There is also a fair spread of room for passenger accommodation, especially for the rear folks. Legroom and elbow room are sufficient for all on board and the high roof provides good headroom as well. Sufficient seat support added to the appreciable ride comfort and thigh support for the front seats was good, though just barely enough for the rear ones.

The front door pockets are designed to accommodate two bottles, with one of them being the big 1.5-litre bottle. The rear door pockets can only accommodate one 600ml bottle each. There is, generally, not much to pick on the spaces and compartments for little things here and there. Being the top model, the EcoSport Titanium comes with a sunroof and sliding cover, and the pushbutton start/stop item.
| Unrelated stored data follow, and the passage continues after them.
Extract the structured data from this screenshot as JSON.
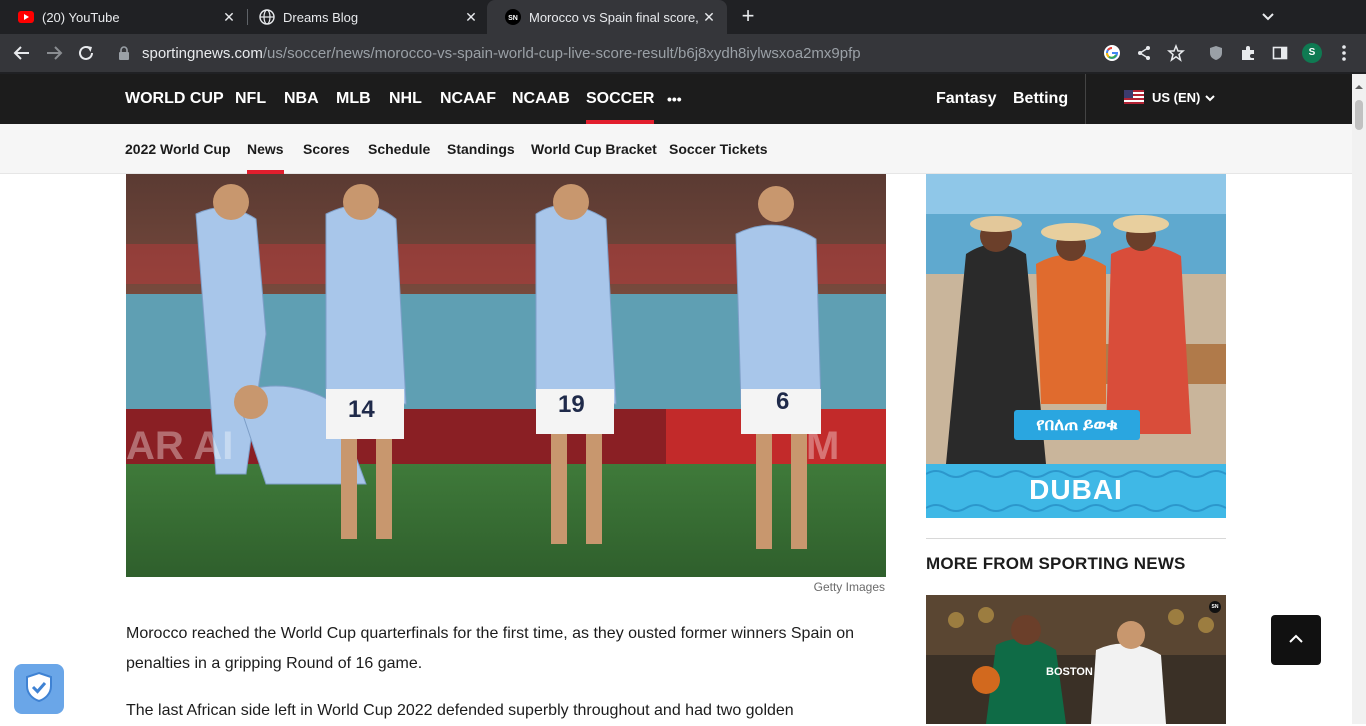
{
  "browser": {
    "tabs": [
      {
        "title": "(20) YouTube",
        "icon": "youtube-icon"
      },
      {
        "title": "Dreams Blog",
        "icon": "globe-icon"
      },
      {
        "title": "Morocco vs Spain final score,",
        "icon": "sporting-news-icon",
        "favicon_text": "SN"
      }
    ],
    "url_host": "sportingnews.com",
    "url_path": "/us/soccer/news/morocco-vs-spain-world-cup-live-score-result/b6j8xydh8iylwsxoa2mx9pfp",
    "profile_initial": "S"
  },
  "site_nav": {
    "items": [
      "WORLD CUP",
      "NFL",
      "NBA",
      "MLB",
      "NHL",
      "NCAAF",
      "NCAAB",
      "SOCCER"
    ],
    "active": "SOCCER",
    "more_label": "•••",
    "right_items": [
      "Fantasy",
      "Betting"
    ],
    "region": "US (EN)"
  },
  "sub_nav": {
    "items": [
      "2022 World Cup",
      "News",
      "Scores",
      "Schedule",
      "Standings",
      "World Cup Bracket",
      "Soccer Tickets"
    ],
    "active": "News"
  },
  "article": {
    "photo_credit": "Getty Images",
    "paragraphs": [
      "Morocco reached the World Cup quarterfinals for the first time, as they ousted former winners Spain on penalties in a gripping Round of 16 game.",
      "The last African side left in World Cup 2022 defended superbly throughout and had two golden"
    ]
  },
  "sidebar": {
    "ad_button": "የበለጠ ይወቁ",
    "ad_brand": "DUBAI",
    "more_heading": "MORE FROM SPORTING NEWS",
    "thumb_badge": "SN"
  },
  "colors": {
    "accent_red": "#e21e2d",
    "nav_bg": "#1c1c1c",
    "chrome_bg": "#202124"
  }
}
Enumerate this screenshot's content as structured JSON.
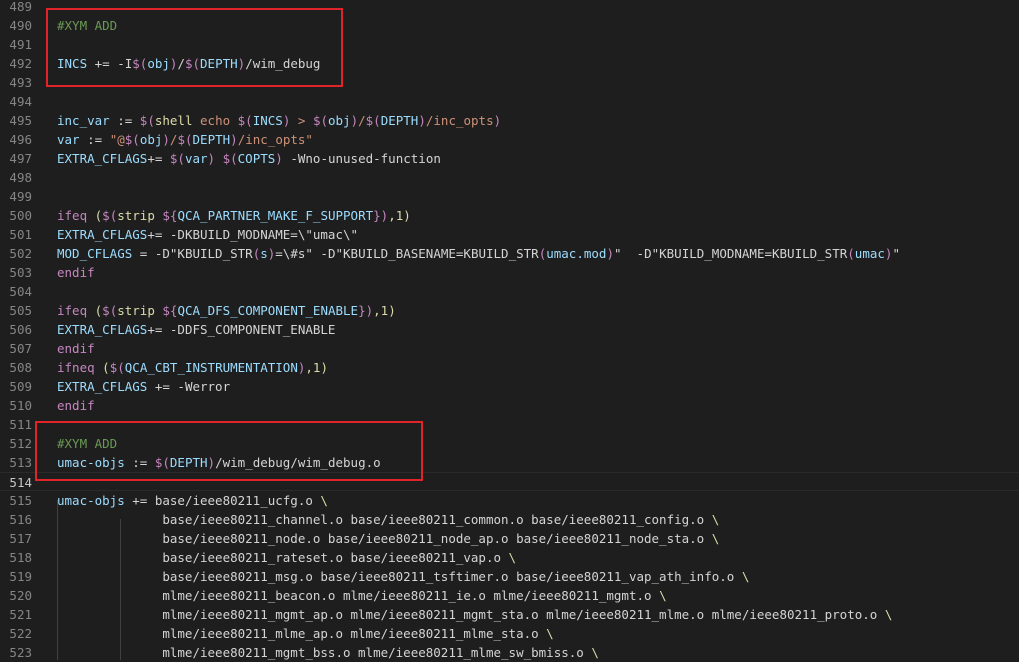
{
  "editor": {
    "lines": [
      {
        "num": "489",
        "tokens": []
      },
      {
        "num": "490",
        "tokens": [
          [
            "#XYM ADD",
            "comment"
          ]
        ]
      },
      {
        "num": "491",
        "tokens": []
      },
      {
        "num": "492",
        "tokens": [
          [
            "INCS",
            "var"
          ],
          [
            " += -I",
            "plain"
          ],
          [
            "$(",
            "kw"
          ],
          [
            "obj",
            "var"
          ],
          [
            ")",
            "kw"
          ],
          [
            "/",
            "plain"
          ],
          [
            "$(",
            "kw"
          ],
          [
            "DEPTH",
            "var"
          ],
          [
            ")",
            "kw"
          ],
          [
            "/wim_debug",
            "plain"
          ]
        ]
      },
      {
        "num": "493",
        "tokens": []
      },
      {
        "num": "494",
        "tokens": []
      },
      {
        "num": "495",
        "tokens": [
          [
            "inc_var",
            "var"
          ],
          [
            " := ",
            "plain"
          ],
          [
            "$(",
            "kw"
          ],
          [
            "shell",
            "fn"
          ],
          [
            " echo ",
            "str"
          ],
          [
            "$(",
            "kw"
          ],
          [
            "INCS",
            "var"
          ],
          [
            ")",
            "kw"
          ],
          [
            " > ",
            "str"
          ],
          [
            "$(",
            "kw"
          ],
          [
            "obj",
            "var"
          ],
          [
            ")",
            "kw"
          ],
          [
            "/",
            "str"
          ],
          [
            "$(",
            "kw"
          ],
          [
            "DEPTH",
            "var"
          ],
          [
            ")",
            "kw"
          ],
          [
            "/inc_opts",
            "str"
          ],
          [
            ")",
            "kw"
          ]
        ]
      },
      {
        "num": "496",
        "tokens": [
          [
            "var",
            "var"
          ],
          [
            " := ",
            "plain"
          ],
          [
            "\"@",
            "str"
          ],
          [
            "$(",
            "kw"
          ],
          [
            "obj",
            "var"
          ],
          [
            ")",
            "kw"
          ],
          [
            "/",
            "str"
          ],
          [
            "$(",
            "kw"
          ],
          [
            "DEPTH",
            "var"
          ],
          [
            ")",
            "kw"
          ],
          [
            "/inc_opts\"",
            "str"
          ]
        ]
      },
      {
        "num": "497",
        "tokens": [
          [
            "EXTRA_CFLAGS",
            "var"
          ],
          [
            "+= ",
            "plain"
          ],
          [
            "$(",
            "kw"
          ],
          [
            "var",
            "var"
          ],
          [
            ")",
            "kw"
          ],
          [
            " ",
            "plain"
          ],
          [
            "$(",
            "kw"
          ],
          [
            "COPTS",
            "var"
          ],
          [
            ")",
            "kw"
          ],
          [
            " -Wno-unused-function",
            "plain"
          ]
        ]
      },
      {
        "num": "498",
        "tokens": []
      },
      {
        "num": "499",
        "tokens": []
      },
      {
        "num": "500",
        "tokens": [
          [
            "ifeq",
            "kw"
          ],
          [
            " (",
            "fn"
          ],
          [
            "$(",
            "kw"
          ],
          [
            "strip",
            "fn"
          ],
          [
            " ",
            "plain"
          ],
          [
            "${",
            "kw"
          ],
          [
            "QCA_PARTNER_MAKE_F_SUPPORT",
            "var"
          ],
          [
            "}",
            "kw"
          ],
          [
            ")",
            "kw"
          ],
          [
            ",1)",
            "fn"
          ]
        ]
      },
      {
        "num": "501",
        "tokens": [
          [
            "EXTRA_CFLAGS",
            "var"
          ],
          [
            "+= -DKBUILD_MODNAME=\\\"umac\\\"",
            "plain"
          ]
        ]
      },
      {
        "num": "502",
        "tokens": [
          [
            "MOD_CFLAGS",
            "var"
          ],
          [
            " = -D\"KBUILD_STR",
            "plain"
          ],
          [
            "(",
            "kw"
          ],
          [
            "s",
            "var"
          ],
          [
            ")",
            "kw"
          ],
          [
            "=\\#s\" -D\"KBUILD_BASENAME=KBUILD_STR",
            "plain"
          ],
          [
            "(",
            "kw"
          ],
          [
            "umac.mod",
            "var"
          ],
          [
            ")",
            "kw"
          ],
          [
            "\"  -D\"KBUILD_MODNAME=KBUILD_STR",
            "plain"
          ],
          [
            "(",
            "kw"
          ],
          [
            "umac",
            "var"
          ],
          [
            ")",
            "kw"
          ],
          [
            "\"",
            "plain"
          ]
        ]
      },
      {
        "num": "503",
        "tokens": [
          [
            "endif",
            "kw"
          ]
        ]
      },
      {
        "num": "504",
        "tokens": []
      },
      {
        "num": "505",
        "tokens": [
          [
            "ifeq",
            "kw"
          ],
          [
            " (",
            "fn"
          ],
          [
            "$(",
            "kw"
          ],
          [
            "strip",
            "fn"
          ],
          [
            " ",
            "plain"
          ],
          [
            "${",
            "kw"
          ],
          [
            "QCA_DFS_COMPONENT_ENABLE",
            "var"
          ],
          [
            "}",
            "kw"
          ],
          [
            ")",
            "kw"
          ],
          [
            ",1)",
            "fn"
          ]
        ]
      },
      {
        "num": "506",
        "tokens": [
          [
            "EXTRA_CFLAGS",
            "var"
          ],
          [
            "+= -DDFS_COMPONENT_ENABLE",
            "plain"
          ]
        ]
      },
      {
        "num": "507",
        "tokens": [
          [
            "endif",
            "kw"
          ]
        ]
      },
      {
        "num": "508",
        "tokens": [
          [
            "ifneq",
            "kw"
          ],
          [
            " (",
            "fn"
          ],
          [
            "$(",
            "kw"
          ],
          [
            "QCA_CBT_INSTRUMENTATION",
            "var"
          ],
          [
            ")",
            "kw"
          ],
          [
            ",1)",
            "fn"
          ]
        ]
      },
      {
        "num": "509",
        "tokens": [
          [
            "EXTRA_CFLAGS",
            "var"
          ],
          [
            " += -Werror",
            "plain"
          ]
        ]
      },
      {
        "num": "510",
        "tokens": [
          [
            "endif",
            "kw"
          ]
        ]
      },
      {
        "num": "511",
        "tokens": []
      },
      {
        "num": "512",
        "tokens": [
          [
            "#XYM ADD",
            "comment"
          ]
        ]
      },
      {
        "num": "513",
        "tokens": [
          [
            "umac-objs",
            "var"
          ],
          [
            " := ",
            "plain"
          ],
          [
            "$(",
            "kw"
          ],
          [
            "DEPTH",
            "var"
          ],
          [
            ")",
            "kw"
          ],
          [
            "/wim_debug/wim_debug.o",
            "plain"
          ]
        ]
      },
      {
        "num": "514",
        "tokens": []
      },
      {
        "num": "515",
        "tokens": [
          [
            "umac-objs",
            "var"
          ],
          [
            " += base/ieee80211_ucfg.o ",
            "plain"
          ],
          [
            "\\",
            "fn"
          ]
        ]
      },
      {
        "num": "516",
        "tokens": [
          [
            "              base/ieee80211_channel.o base/ieee80211_common.o base/ieee80211_config.o ",
            "plain"
          ],
          [
            "\\",
            "fn"
          ]
        ]
      },
      {
        "num": "517",
        "tokens": [
          [
            "              base/ieee80211_node.o base/ieee80211_node_ap.o base/ieee80211_node_sta.o ",
            "plain"
          ],
          [
            "\\",
            "fn"
          ]
        ]
      },
      {
        "num": "518",
        "tokens": [
          [
            "              base/ieee80211_rateset.o base/ieee80211_vap.o ",
            "plain"
          ],
          [
            "\\",
            "fn"
          ]
        ]
      },
      {
        "num": "519",
        "tokens": [
          [
            "              base/ieee80211_msg.o base/ieee80211_tsftimer.o base/ieee80211_vap_ath_info.o ",
            "plain"
          ],
          [
            "\\",
            "fn"
          ]
        ]
      },
      {
        "num": "520",
        "tokens": [
          [
            "              mlme/ieee80211_beacon.o mlme/ieee80211_ie.o mlme/ieee80211_mgmt.o ",
            "plain"
          ],
          [
            "\\",
            "fn"
          ]
        ]
      },
      {
        "num": "521",
        "tokens": [
          [
            "              mlme/ieee80211_mgmt_ap.o mlme/ieee80211_mgmt_sta.o mlme/ieee80211_mlme.o mlme/ieee80211_proto.o ",
            "plain"
          ],
          [
            "\\",
            "fn"
          ]
        ]
      },
      {
        "num": "522",
        "tokens": [
          [
            "              mlme/ieee80211_mlme_ap.o mlme/ieee80211_mlme_sta.o ",
            "plain"
          ],
          [
            "\\",
            "fn"
          ]
        ]
      },
      {
        "num": "523",
        "tokens": [
          [
            "              mlme/ieee80211_mgmt_bss.o mlme/ieee80211_mlme_sw_bmiss.o ",
            "plain"
          ],
          [
            "\\",
            "fn"
          ]
        ]
      }
    ],
    "current_line": "514",
    "colors": {
      "background": "#1e1e1e",
      "variable": "#9cdcfe",
      "comment": "#6a9955",
      "keyword": "#c586c0",
      "function": "#dcdcaa",
      "string": "#ce9178",
      "highlight_box": "#e0242a"
    }
  }
}
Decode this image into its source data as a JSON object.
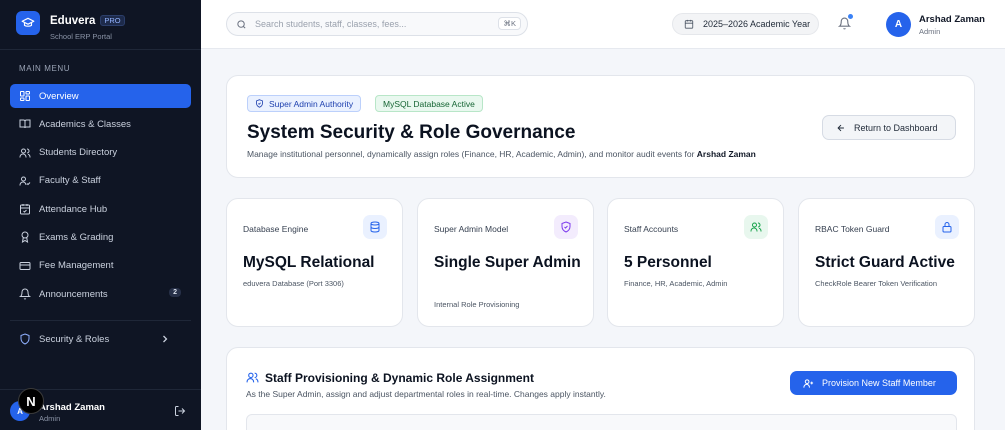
{
  "brand": {
    "name": "Eduvera",
    "pro": "PRO",
    "subtitle": "School ERP Portal"
  },
  "sidebar": {
    "menu_title": "MAIN MENU",
    "items": [
      {
        "label": "Overview",
        "icon": "grid-icon",
        "active": true
      },
      {
        "label": "Academics & Classes",
        "icon": "book-icon"
      },
      {
        "label": "Students Directory",
        "icon": "users-icon"
      },
      {
        "label": "Faculty & Staff",
        "icon": "user-check-icon"
      },
      {
        "label": "Attendance Hub",
        "icon": "calendar-check-icon"
      },
      {
        "label": "Exams & Grading",
        "icon": "award-icon"
      },
      {
        "label": "Fee Management",
        "icon": "credit-card-icon"
      },
      {
        "label": "Announcements",
        "icon": "bell-icon",
        "badge": "2"
      }
    ],
    "security": {
      "label": "Security & Roles"
    },
    "user": {
      "initial": "A",
      "name": "Arshad Zaman",
      "role": "Admin"
    },
    "n_badge": "N"
  },
  "topbar": {
    "search_placeholder": "Search students, staff, classes, fees...",
    "shortcut": "⌘K",
    "academic_year": "2025–2026 Academic Year",
    "user": {
      "initial": "A",
      "name": "Arshad Zaman",
      "role": "Admin"
    }
  },
  "header": {
    "tag_authority": "Super Admin Authority",
    "tag_db": "MySQL Database Active",
    "title": "System Security & Role Governance",
    "subtitle_prefix": "Manage institutional personnel, dynamically assign roles (Finance, HR, Academic, Admin), and monitor audit events for",
    "subtitle_user": "Arshad Zaman",
    "return_label": "Return to Dashboard"
  },
  "stats": [
    {
      "label": "Database Engine",
      "value": "MySQL Relational",
      "sub": "eduvera Database (Port 3306)",
      "icon": "database-icon"
    },
    {
      "label": "Super Admin Model",
      "value": "Single Super Admin",
      "sub": "Internal Role Provisioning",
      "icon": "shield-icon"
    },
    {
      "label": "Staff Accounts",
      "value": "5 Personnel",
      "sub": "Finance, HR, Academic, Admin",
      "icon": "users-icon"
    },
    {
      "label": "RBAC Token Guard",
      "value": "Strict Guard Active",
      "sub": "CheckRole Bearer Token Verification",
      "icon": "lock-icon"
    }
  ],
  "provision": {
    "title": "Staff Provisioning & Dynamic Role Assignment",
    "subtitle": "As the Super Admin, assign and adjust departmental roles in real-time. Changes apply instantly.",
    "button": "Provision New Staff Member"
  },
  "colors": {
    "accent": "#2563eb",
    "sidebar_bg": "#0f1524",
    "page_bg": "#f4f6fa"
  }
}
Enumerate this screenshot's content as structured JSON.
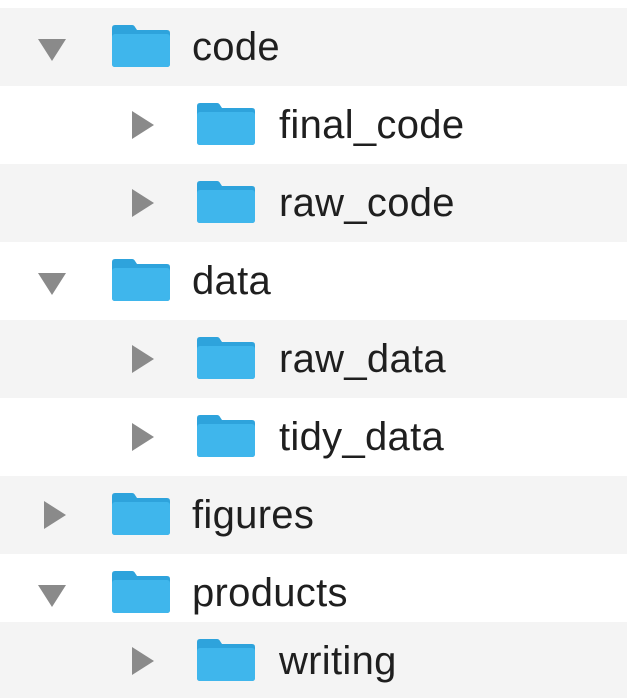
{
  "tree": {
    "items": [
      {
        "label": "code",
        "level": 0,
        "expanded": true
      },
      {
        "label": "final_code",
        "level": 1,
        "expanded": false
      },
      {
        "label": "raw_code",
        "level": 1,
        "expanded": false
      },
      {
        "label": "data",
        "level": 0,
        "expanded": true
      },
      {
        "label": "raw_data",
        "level": 1,
        "expanded": false
      },
      {
        "label": "tidy_data",
        "level": 1,
        "expanded": false
      },
      {
        "label": "figures",
        "level": 0,
        "expanded": false
      },
      {
        "label": "products",
        "level": 0,
        "expanded": true
      },
      {
        "label": "writing",
        "level": 1,
        "expanded": false
      }
    ]
  },
  "colors": {
    "folder_body": "#3fb6ec",
    "folder_tab": "#2ea3dc",
    "disclosure": "#8a8a8a",
    "row_alt": "#f4f4f4"
  },
  "icons": {
    "expanded": "disclosure-triangle-down-icon",
    "collapsed": "disclosure-triangle-right-icon",
    "folder": "folder-icon"
  }
}
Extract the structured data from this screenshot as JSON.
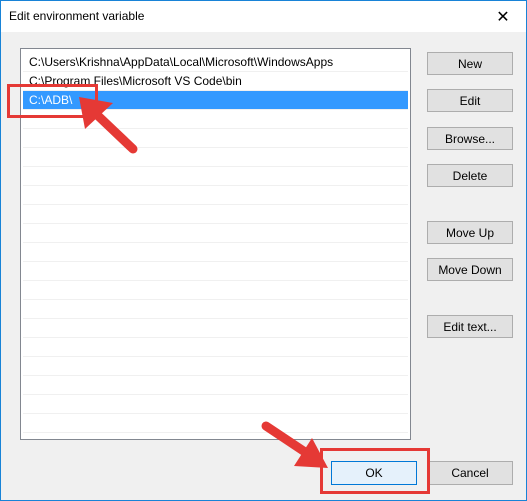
{
  "window": {
    "title": "Edit environment variable",
    "close_glyph": "✕"
  },
  "list": {
    "items": [
      {
        "label": "C:\\Users\\Krishna\\AppData\\Local\\Microsoft\\WindowsApps",
        "selected": false
      },
      {
        "label": "C:\\Program Files\\Microsoft VS Code\\bin",
        "selected": false
      },
      {
        "label": "C:\\ADB\\",
        "selected": true
      }
    ]
  },
  "buttons": {
    "new": "New",
    "edit": "Edit",
    "browse": "Browse...",
    "delete": "Delete",
    "move_up": "Move Up",
    "move_down": "Move Down",
    "edit_text": "Edit text...",
    "ok": "OK",
    "cancel": "Cancel"
  },
  "colors": {
    "selection": "#3399ff",
    "annotation": "#e53935",
    "titlebar_border": "#1883d7"
  },
  "annotations": {
    "arrow_icon": "red-arrow",
    "highlight_icon": "red-box"
  }
}
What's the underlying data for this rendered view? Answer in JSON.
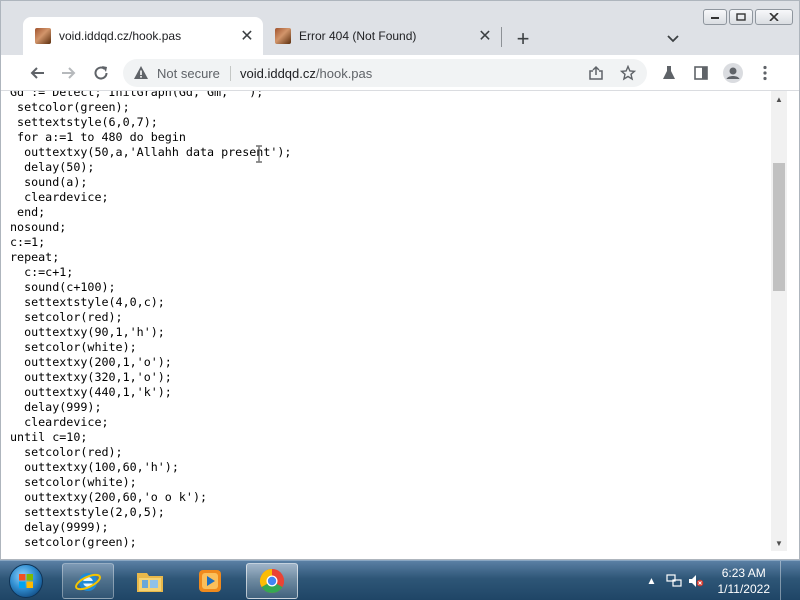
{
  "browser": {
    "tabs": [
      {
        "title": "void.iddqd.cz/hook.pas",
        "active": true,
        "favicon": "photo-favicon"
      },
      {
        "title": "Error 404 (Not Found)",
        "active": false,
        "favicon": "photo-favicon"
      }
    ],
    "security_label": "Not secure",
    "url_host": "void.iddqd.cz",
    "url_path": "/hook.pas"
  },
  "content": {
    "code_lines": [
      "Gd := Detect; InitGraph(Gd, Gm, '');",
      " setcolor(green);",
      " settextstyle(6,0,7);",
      " for a:=1 to 480 do begin",
      "  outtextxy(50,a,'Allahh data present');",
      "  delay(50);",
      "  sound(a);",
      "  cleardevice;",
      " end;",
      "nosound;",
      "c:=1;",
      "repeat;",
      "  c:=c+1;",
      "  sound(c+100);",
      "  settextstyle(4,0,c);",
      "  setcolor(red);",
      "  outtextxy(90,1,'h');",
      "  setcolor(white);",
      "  outtextxy(200,1,'o');",
      "  outtextxy(320,1,'o');",
      "  outtextxy(440,1,'k');",
      "  delay(999);",
      "  cleardevice;",
      "until c=10;",
      "  setcolor(red);",
      "  outtextxy(100,60,'h');",
      "  setcolor(white);",
      "  outtextxy(200,60,'o o k');",
      "  settextstyle(2,0,5);",
      "  delay(9999);",
      "  setcolor(green);"
    ]
  },
  "taskbar": {
    "apps": [
      "start-button",
      "internet-explorer",
      "windows-explorer",
      "windows-media-player",
      "google-chrome"
    ],
    "time": "6:23 AM",
    "date": "1/11/2022"
  },
  "colors": {
    "tabstrip": "#dee1e6",
    "omnibox": "#f1f3f4",
    "taskbar": "#2e5677"
  }
}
There is also the Ford SYNC connectivity system with which you can make calls or choose songs that have been loaded. There are also two 12-volt plug points: one in front at the base of the gearshift console and the other on the side, next to the rear door (driver’s side). The location of the second plug point may be arguable but it could be useful nonetheless.

It would be interesting see the models that would be brought in by Ford distributor Sime Darby Auto ConneXion. The level of equipment may vary for the respective models but the primary ride comfort and decent engine performance should be applicable to all of them.